1 pm ET: Dutch National Opera presents Verdi’s Don Carlos. The production is directed by Willy Decker, Riccardo Chailly conducts the Concertgebouw Orchestra. Tenor Rolando Villazón was a sensation in the role of Don Carlo, alongside Robert Lloyd (Filippo II), Dwayne Croft (Rodrigo), Amanda Roocroft (Elisabetta di Valois) and Violeta Urmana (Eboli). The recording was made in 2004. View here until May 17.

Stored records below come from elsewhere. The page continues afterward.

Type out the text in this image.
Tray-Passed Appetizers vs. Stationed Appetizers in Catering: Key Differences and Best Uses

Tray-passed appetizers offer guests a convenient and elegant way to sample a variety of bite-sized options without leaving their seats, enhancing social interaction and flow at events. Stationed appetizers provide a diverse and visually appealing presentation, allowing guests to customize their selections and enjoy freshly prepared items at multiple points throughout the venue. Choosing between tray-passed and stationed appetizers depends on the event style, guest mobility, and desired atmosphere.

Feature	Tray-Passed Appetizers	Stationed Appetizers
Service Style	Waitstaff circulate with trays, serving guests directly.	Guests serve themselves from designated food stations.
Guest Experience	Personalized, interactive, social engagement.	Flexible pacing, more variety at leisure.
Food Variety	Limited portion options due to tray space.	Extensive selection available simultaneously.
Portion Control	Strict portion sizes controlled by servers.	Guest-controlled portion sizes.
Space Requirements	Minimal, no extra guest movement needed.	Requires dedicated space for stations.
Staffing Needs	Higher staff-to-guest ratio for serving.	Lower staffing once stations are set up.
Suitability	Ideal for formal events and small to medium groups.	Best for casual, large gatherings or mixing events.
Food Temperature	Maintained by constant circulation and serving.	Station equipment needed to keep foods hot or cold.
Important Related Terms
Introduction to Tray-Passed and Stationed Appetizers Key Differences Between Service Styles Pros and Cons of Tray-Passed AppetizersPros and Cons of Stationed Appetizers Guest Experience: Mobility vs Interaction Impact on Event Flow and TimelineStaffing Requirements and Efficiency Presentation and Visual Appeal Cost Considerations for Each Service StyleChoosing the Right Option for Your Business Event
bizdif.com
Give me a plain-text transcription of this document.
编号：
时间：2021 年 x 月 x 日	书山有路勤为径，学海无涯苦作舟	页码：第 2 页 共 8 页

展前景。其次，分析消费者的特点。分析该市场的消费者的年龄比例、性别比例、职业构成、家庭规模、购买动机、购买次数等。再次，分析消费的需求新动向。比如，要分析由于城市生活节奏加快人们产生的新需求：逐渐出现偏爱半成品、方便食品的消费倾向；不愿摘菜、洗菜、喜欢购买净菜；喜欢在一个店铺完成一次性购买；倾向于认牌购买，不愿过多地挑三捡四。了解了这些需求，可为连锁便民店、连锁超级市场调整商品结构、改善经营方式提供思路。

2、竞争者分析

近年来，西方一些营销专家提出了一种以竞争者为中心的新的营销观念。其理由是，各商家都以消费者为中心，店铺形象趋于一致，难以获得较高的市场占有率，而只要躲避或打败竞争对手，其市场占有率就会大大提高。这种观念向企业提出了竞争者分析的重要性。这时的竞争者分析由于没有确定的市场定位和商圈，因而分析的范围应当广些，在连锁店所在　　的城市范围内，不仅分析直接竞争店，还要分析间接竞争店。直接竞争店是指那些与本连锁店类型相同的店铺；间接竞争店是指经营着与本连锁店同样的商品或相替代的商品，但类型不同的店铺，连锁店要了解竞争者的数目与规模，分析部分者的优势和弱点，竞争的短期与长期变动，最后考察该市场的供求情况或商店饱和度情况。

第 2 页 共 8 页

2 pm ET: London Symphony Orchestra presents Berlioz’s Romeo & Juliet. Valery Gergiev conductor, Olga Borodina soprano, Kenneth Tarver tenor, Evgeny Nikitin bass-baritone, LSO Simon Halsey chorus director, Guildhall School Singers. View here and later on demand.

2pm ET: Grammophone presents a Virtual Charity Event featuring exclusive live performances in support of Help Musicians and those who have been affected by COVID-19. Performers include Jean-Efflam Bavouzet, Ian and Oliver Bostridge, Bertrand Chamayou, Colin Currie, Lise Davidsen, Sabine Devieilhe and Raphäel Pichon, James Ehnes, I Fagiolini, Vilde Frang, Sol Gabetta, Delphine Galou & Ottavio Dantone, Sir James and Lady Jeanne Galway, Boris Giltburg, Pavel Haas Quartet, Stephen Hough, Víkingur Ólafsson, Jakub Józef Orlinski and Aleksander Debicz, Sir Antonio Pappano, Rachel Podger, Beatrice Rana and Sean Shibe.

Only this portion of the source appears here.